Frequentist view 👀
In one sense, we can think of both regularizations as "shrinking the weights"; L2 minimizes the Euclidean norm of the weights, while L1 minimizes the Manhattan norm. Following this line of thinking, we can reason that the equipotentials of L1 and L2 are spherical and diamond-shaped respectively, so L1 is more likely to lead to sparse solutions, as illustrated in Bishop's Pattern Recognition and Machine Learning:
Bayesian view 👀
However, in order to understand how priors relate to the linear model, we need to understand the Bayesian interpretation of ordinary linear regression. Katherine Bailey's blogpost is an excellent read for this. In a nutshell, we assume normally-distributed i.i.d. errors in our linear model
$$\mathbf{y} = \mathbf{\theta}^\top\mathbf{X} + \mathbf\epsilon$$
i.e. each of our $N$ measurements $y_i, i = 1, 2, \ldots, N$ have a noise $\epsilon_k\sim \mathcal{N}(0,\sigma)$.
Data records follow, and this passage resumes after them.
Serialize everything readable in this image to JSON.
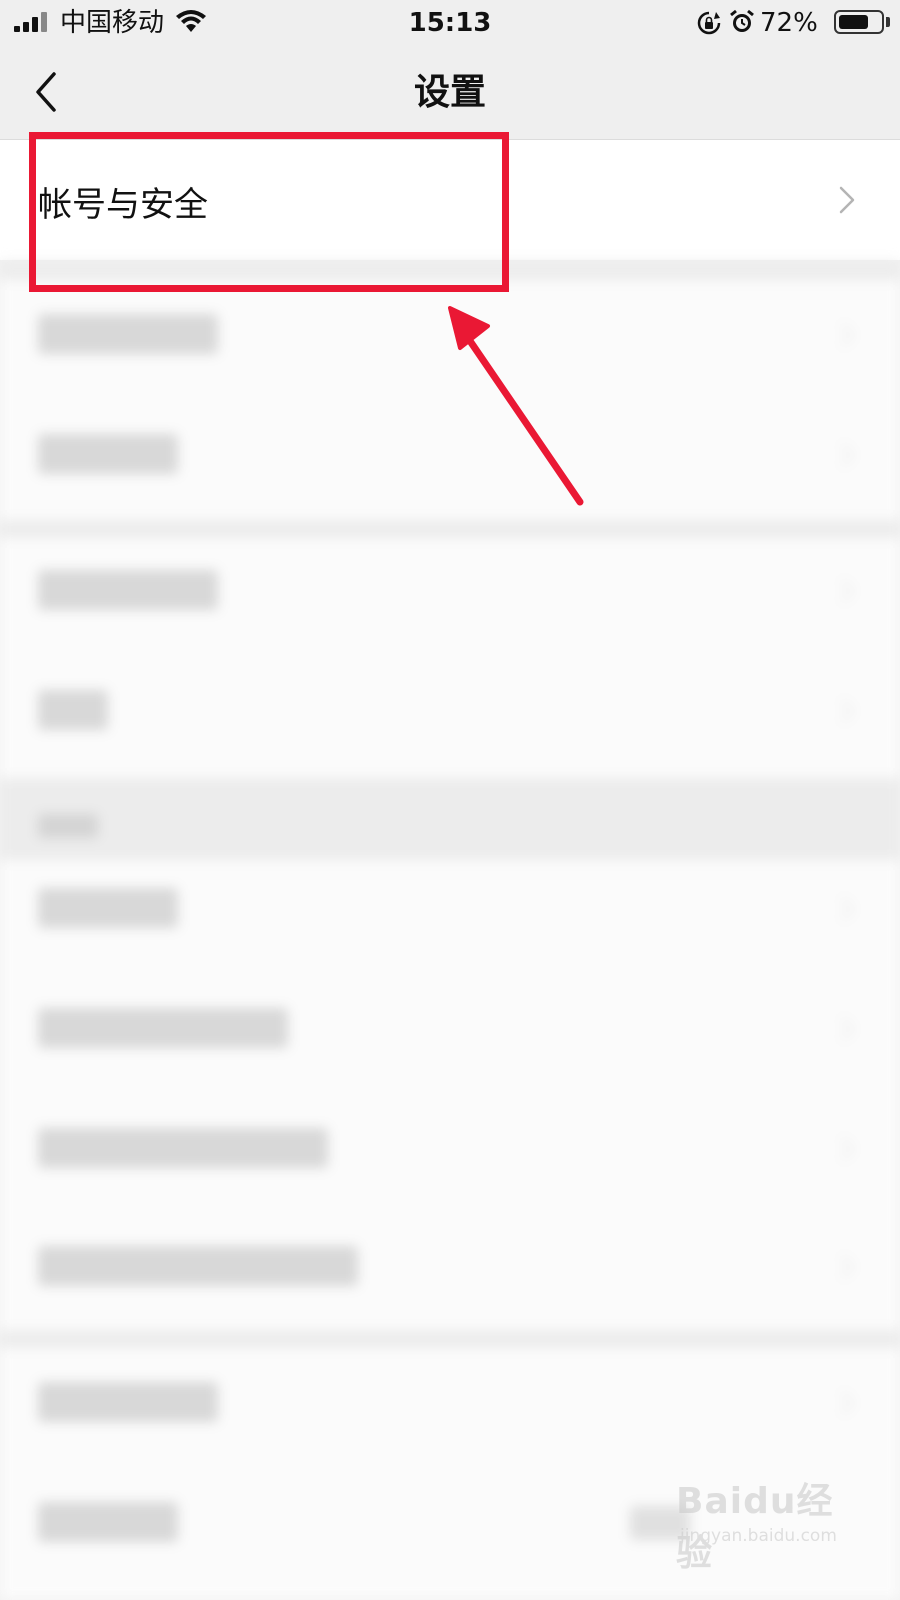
{
  "status_bar": {
    "carrier": "中国移动",
    "time": "15:13",
    "battery_percent": "72%",
    "battery_level": 0.72
  },
  "nav": {
    "title": "设置",
    "back_icon": "chevron-left-icon"
  },
  "rows": {
    "account_security": {
      "label": "帐号与安全",
      "icon": "chevron-right-icon"
    }
  },
  "blurred_rows": [
    {
      "label": "",
      "has_chevron": true
    },
    {
      "label": "",
      "has_chevron": true
    },
    {
      "label": "",
      "has_chevron": true
    },
    {
      "label": "",
      "has_chevron": true
    },
    {
      "label": "",
      "has_chevron": true
    },
    {
      "label": "",
      "has_chevron": true
    },
    {
      "label": "",
      "has_chevron": true
    },
    {
      "label": "",
      "has_chevron": true
    },
    {
      "label": "",
      "has_chevron": true
    },
    {
      "label": "",
      "has_chevron": false
    }
  ],
  "annotation": {
    "color": "#ea1834"
  },
  "watermark": {
    "logo": "Baidu经验",
    "url": "jingyan.baidu.com"
  }
}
Then we can say that our linear model has a Gaussian likelihood too! The likelihood of $\mathbf{y}$ is
\begin{equation}
p(\mathbf{y}|\mathbf{X}, \mathbf{\theta}; \mathbf{\epsilon}) = \mathcal{N}(\mathbf{\theta}^\top\mathbf{X}, \mathbf{\sigma})
\end{equation}
As it turns out... The maximum likelihood estimator is identical to minimizing the squared error between predicted and actual output values under the normality assumption for the error.
\begin{align*}
{\bf \hat{\theta}_{\text{MLE}}} &= \arg\max_{\bf \theta} \log P(y | \theta) \\
&=\underset{\theta}{\arg\min} \sum_{i=1}^n(y_i - \theta^\top{\mathbf{x}_i})^2
\end{align*}
Regularization as putting priors on weights
If we were to place a non-uniform prior $P(\theta)$ on the weights of linear regression, the maximum a posteriori probability (MAP) estimate would be:
\begin{equation*}
{\bf \hat{\theta}_{\text{MAP}}} = \arg\max_{\bf \theta} \log P(y | \theta) + \log P(\theta)
\end{equation*}
As derived in Brian Keng's blogpost, if $P(\theta)$ is a Laplace distribution it's equivalent to L1 regularization on $\theta$.
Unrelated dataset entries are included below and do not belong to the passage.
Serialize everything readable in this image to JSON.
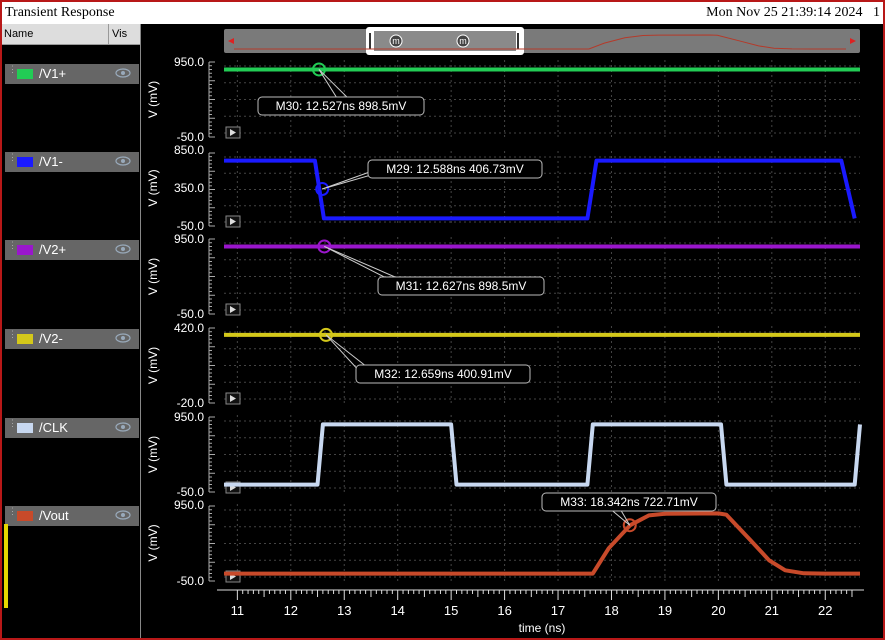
{
  "window": {
    "title": "Transient Response",
    "datetime": "Mon Nov 25 21:39:14 2024",
    "page_num": "1"
  },
  "panel": {
    "name_header": "Name",
    "vis_header": "Vis",
    "signals": [
      {
        "label": "/V1+",
        "color": "#22cc55"
      },
      {
        "label": "/V1-",
        "color": "#1a1aff"
      },
      {
        "label": "/V2+",
        "color": "#9a16cc"
      },
      {
        "label": "/V2-",
        "color": "#d4c81a"
      },
      {
        "label": "/CLK",
        "color": "#c8d8f0"
      },
      {
        "label": "/Vout",
        "color": "#c84a2a"
      }
    ]
  },
  "chart_data": {
    "type": "line",
    "xlabel": "time (ns)",
    "xlim": [
      10.75,
      22.65
    ],
    "xticks": [
      "11",
      "12",
      "13",
      "14",
      "15",
      "16",
      "17",
      "18",
      "19",
      "20",
      "21",
      "22"
    ],
    "ylabel": "V (mV)",
    "grid": true,
    "subplots": [
      {
        "name": "/V1+",
        "color": "#22cc55",
        "ylim": [
          -50,
          950
        ],
        "yticks": [
          "950.0",
          "-50.0"
        ],
        "x": [
          10.75,
          22.65
        ],
        "y": [
          898.5,
          898.5
        ],
        "marker": {
          "label": "M30: 12.527ns 898.5mV",
          "x": 12.527,
          "y": 898.5
        }
      },
      {
        "name": "/V1-",
        "color": "#1a1aff",
        "ylim": [
          -50,
          850
        ],
        "yticks": [
          "850.0",
          "350.0",
          "-50.0"
        ],
        "x": [
          10.75,
          12.45,
          12.62,
          17.55,
          17.72,
          22.3,
          22.55
        ],
        "y": [
          800,
          800,
          0,
          0,
          800,
          800,
          0
        ],
        "marker": {
          "label": "M29: 12.588ns 406.73mV",
          "x": 12.588,
          "y": 406.73
        }
      },
      {
        "name": "/V2+",
        "color": "#9a16cc",
        "ylim": [
          -50,
          950
        ],
        "yticks": [
          "950.0",
          "-50.0"
        ],
        "x": [
          10.75,
          22.65
        ],
        "y": [
          898.5,
          898.5
        ],
        "marker": {
          "label": "M31: 12.627ns 898.5mV",
          "x": 12.627,
          "y": 898.5
        }
      },
      {
        "name": "/V2-",
        "color": "#d4c81a",
        "ylim": [
          -20,
          420
        ],
        "yticks": [
          "420.0",
          "-20.0"
        ],
        "x": [
          10.75,
          22.65
        ],
        "y": [
          400.91,
          400.91
        ],
        "marker": {
          "label": "M32: 12.659ns 400.91mV",
          "x": 12.659,
          "y": 400.91
        }
      },
      {
        "name": "/CLK",
        "color": "#c8d8f0",
        "ylim": [
          -50,
          950
        ],
        "yticks": [
          "950.0",
          "-50.0"
        ],
        "x": [
          10.75,
          12.5,
          12.6,
          15.0,
          15.1,
          17.55,
          17.65,
          20.05,
          20.15,
          22.55,
          22.65
        ],
        "y": [
          0,
          0,
          900,
          900,
          0,
          0,
          900,
          900,
          0,
          0,
          900
        ],
        "marker": null
      },
      {
        "name": "/Vout",
        "color": "#c84a2a",
        "ylim": [
          -50,
          950
        ],
        "yticks": [
          "950.0",
          "-50.0"
        ],
        "x": [
          10.75,
          17.65,
          17.95,
          18.35,
          18.7,
          19.0,
          20.0,
          20.15,
          20.6,
          20.95,
          21.25,
          21.6,
          22.0,
          22.65
        ],
        "y": [
          0,
          0,
          380,
          722.71,
          870,
          895,
          900,
          880,
          500,
          200,
          50,
          5,
          0,
          0
        ],
        "marker": {
          "label": "M33: 18.342ns 722.71mV",
          "x": 18.342,
          "y": 722.71
        }
      }
    ]
  },
  "overview": {
    "marker_glyph": "m"
  }
}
Similarly, if $P(\theta)$ is a Gaussian distribution, it's equivalent to L2 regularization on $\theta$.
Now we have another view into why putting a Laplace prior on the weights is more likely to induce sparsity: because the Laplace distribution is more concentrated around zero, our weights are more likely to be zero.